This summer Steve is participating in Maclin Training, the annual teaching in cross cultural ministry sponsored by The Mission Society. For those who have been with us a while, you will remember we did ours in Peru. This year its India.
[Steve and the most of the congregation at Bowen Methodist Church]
So why not go a few weeks early and see a bit more of the country, I thought to myself.
You see I was raised in a family that never took vacations unless they were tacked on to my Dad’s annual professional meeting, the ASAE, or American Society of Agricultural Engineers. Event today those initials, ASAE, elicit a Pavlovian response to excitement; they still mean adventure, and vacation to me.
For a while Suzanne and I also followed that model, if something was taking us somewhere, no matter where, we would try to add on some adventure. It took Suzanne several years to convince me that vacations could be taken where that was the whole point, and we didn’t always have to stay (or only go to places) with friends or relatives. My sisters and brother still shake their collective heads at us, marveling at our frivolity. I get that guys, it would never have occurred to me either.
I was still wondering why more people from The Mission Society didn’t come early as the plane landed in Mumbai, and kept on wondering right up to the point when the monsoon rains began pouring into the airport taxi area. Then it all clicked TMSers have learned not to do this because TMS only goes places when its off season…when the rates are low…when the weather is terrible… Then it all came back to me, Peru, 10,000 ft and the wet 24-7 damp cold. No heat in the hotel, no heat in the conference room, no heat in the restaurant (where we snuck out to eat). It wasn’t a freezing cold, just a wet, slow, relentless chill that drained the warmth from our bones. Three weeks of cold and altitude sick cross cultural training. That why, splash!
Now I’m outside the airport, waiting for the taxi I had arranged to the hotel; except it didn’t come… the monsoon rains.

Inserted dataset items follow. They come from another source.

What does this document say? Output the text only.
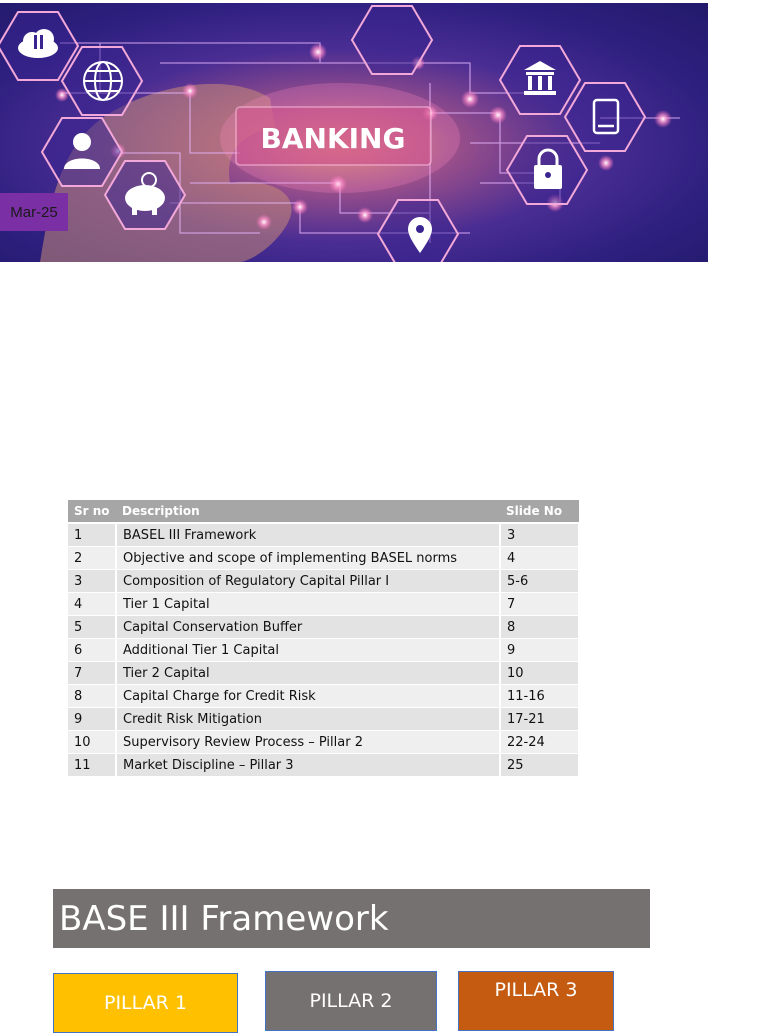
BANKING
Mar-25
Sr no	Description	Slide No
1	BASEL III Framework	3
2	Objective and scope of implementing BASEL norms	4
3	Composition of Regulatory Capital Pillar I	5-6
4	Tier 1 Capital	7
5	Capital Conservation Buffer	8
6	Additional Tier 1 Capital	9
7	Tier 2 Capital	10
8	Capital Charge for Credit Risk	11-16
9	Credit Risk Mitigation	17-21
10	Supervisory Review Process – Pillar 2	22-24
11	Market Discipline – Pillar 3	25
BASE III Framework
PILLAR 1	PILLAR 2	PILLAR 3
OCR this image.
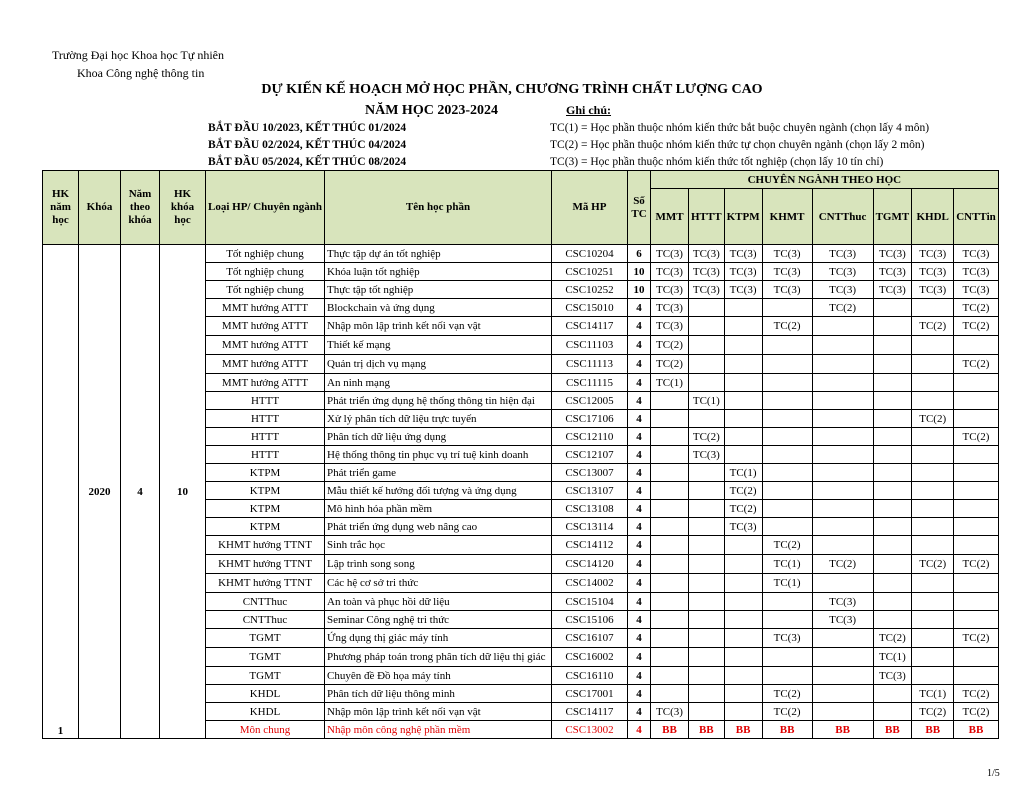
Trường Đại học Khoa học Tự nhiên
Khoa Công nghệ thông tin
DỰ KIẾN KẾ HOẠCH MỞ HỌC PHẦN, CHƯƠNG TRÌNH CHẤT LƯỢNG CAO
NĂM HỌC 2023-2024	Ghi chú:
BẮT ĐẦU 10/2023, KẾT THÚC 01/2024
BẮT ĐẦU 02/2024, KẾT THÚC 04/2024
BẮT ĐẦU 05/2024, KẾT THÚC 08/2024
TC(1) = Học phần thuộc nhóm kiến thức bắt buộc chuyên ngành (chọn lấy 4 môn)
TC(2) = Học phần thuộc nhóm kiến thức tự chọn chuyên ngành (chọn lấy 2 môn)
TC(3) = Học phần thuộc nhóm kiến thức tốt nghiệp (chọn lấy 10 tín chỉ)
HK năm học	Khóa	Năm theo khóa	HK khóa học	Loại HP/ Chuyên ngành	Tên học phần	Mã HP	Số TC	CHUYÊN NGÀNH THEO HỌC							
								MMT	HTTT	KTPM	KHMT	CNTThuc	TGMT	KHDL	CNTTin
1	2020	4	10	Tốt nghiệp chung	Thực tập dự án tốt nghiệp	CSC10204	6	TC(3)	TC(3)	TC(3)	TC(3)	TC(3)	TC(3)	TC(3)	TC(3)
				Tốt nghiệp chung	Khóa luận tốt nghiệp	CSC10251	10	TC(3)	TC(3)	TC(3)	TC(3)	TC(3)	TC(3)	TC(3)	TC(3)
				Tốt nghiệp chung	Thực tập tốt nghiệp	CSC10252	10	TC(3)	TC(3)	TC(3)	TC(3)	TC(3)	TC(3)	TC(3)	TC(3)
				MMT hướng ATTT	Blockchain và ứng dụng	CSC15010	4	TC(3)				TC(2)			TC(2)
				MMT hướng ATTT	Nhập môn lập trình kết nối vạn vật	CSC14117	4	TC(3)			TC(2)			TC(2)	TC(2)
				MMT hướng ATTT	Thiết kế mạng	CSC11103	4	TC(2)							
				MMT hướng ATTT	Quản trị dịch vụ mạng	CSC11113	4	TC(2)							TC(2)
				MMT hướng ATTT	An ninh mạng	CSC11115	4	TC(1)							
				HTTT	Phát triển ứng dụng hệ thống thông tin hiện đại	CSC12005	4		TC(1)						
				HTTT	Xử lý phân tích dữ liệu trực tuyến	CSC17106	4							TC(2)	
				HTTT	Phân tích dữ liệu ứng dụng	CSC12110	4		TC(2)						TC(2)
				HTTT	Hệ thống thông tin phục vụ trí tuệ kinh doanh	CSC12107	4		TC(3)						
				KTPM	Phát triển game	CSC13007	4			TC(1)					
				KTPM	Mẫu thiết kế hướng đối tượng và ứng dụng	CSC13107	4			TC(2)					
				KTPM	Mô hình hóa phần mềm	CSC13108	4			TC(2)					
				KTPM	Phát triển ứng dụng web nâng cao	CSC13114	4			TC(3)					
				KHMT hướng TTNT	Sinh trắc học	CSC14112	4				TC(2)				
				KHMT hướng TTNT	Lập trình song song	CSC14120	4				TC(1)	TC(2)		TC(2)	TC(2)
				KHMT hướng TTNT	Các hệ cơ sở tri thức	CSC14002	4				TC(1)				
				CNTThuc	An toàn và phục hồi dữ liệu	CSC15104	4					TC(3)			
				CNTThuc	Seminar Công nghệ tri thức	CSC15106	4					TC(3)			
				TGMT	Ứng dụng thị giác máy tính	CSC16107	4				TC(3)		TC(2)		TC(2)
				TGMT	Phương pháp toán trong phân tích dữ liệu thị giác	CSC16002	4						TC(1)		
				TGMT	Chuyên đề Đồ họa máy tính	CSC16110	4						TC(3)		
				KHDL	Phân tích dữ liệu thông minh	CSC17001	4				TC(2)			TC(1)	TC(2)
				KHDL	Nhập môn lập trình kết nối vạn vật	CSC14117	4	TC(3)			TC(2)			TC(2)	TC(2)
				Môn chung	Nhập môn công nghệ phần mềm	CSC13002	4	BB	BB	BB	BB	BB	BB	BB	BB
1/5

An hour later, I’m still standing in line for the prepaid (shared) taxi line, but since no taxis were coming in, no taxis were going out… the monsoon rains.
Finally the guy running the place asks if I would be interested in a private taxi. Are you kidding, YES! Then I asked the price,–about $12.50–still YES, and 2 minutes later I was off into those monsoon rains.
[All Hopes Sink in Mumbai? Really? Don’t you think you’re getting a little over dramatic?]
The next day the papers tell us it was the heaviest downpour in a decade.
Since my stay in Mumbai was over a Sunday, I decided to go to church and found a hotel near a local Methodist Church. Turns out there are actually two nearby, but the other one, now a Wesleyan Church, didn’t greet you with a welcome sign, but unfriendly No Photography, and No Video Showing sign. I guess they had a problem with people showing videos? So I’m going to Bowen Methodist Church.
[Bowen Methodist Church entrance]
[the sanctuary of Bowen Methodist Church]
It was a wonderful worship service. Apparently the church was started by an American in the 1870s, and judging by the pictures in the fellowship hall (where we had chai after service), the church had been mostly pastored by Americans , or American looking men. However on this day the pastor couldn’t make it… the monsoon rains. So we heard a thoughtful Father’s Day sermon, and sang hymns from the previous Methodist Hymnal, and I felt right at home.
In general India feels much like Ghana, especially the friendly people and crazy traffic. Here they say a good car takes a good horn, good breaks and good luck. I see breaks and luck are important but its really the horn that make the driver.
[Taxis in the Rain]
I came expecting India to move at a faster pace and one gets the feeling it wants to move at faster, but realistically can’t. For example the airport for-ex, exchanging $200 took about 15 minutes, and they acted as if they had never done this before though I would think they do just this kind of thing all day long. Still the electricity has not gone off once.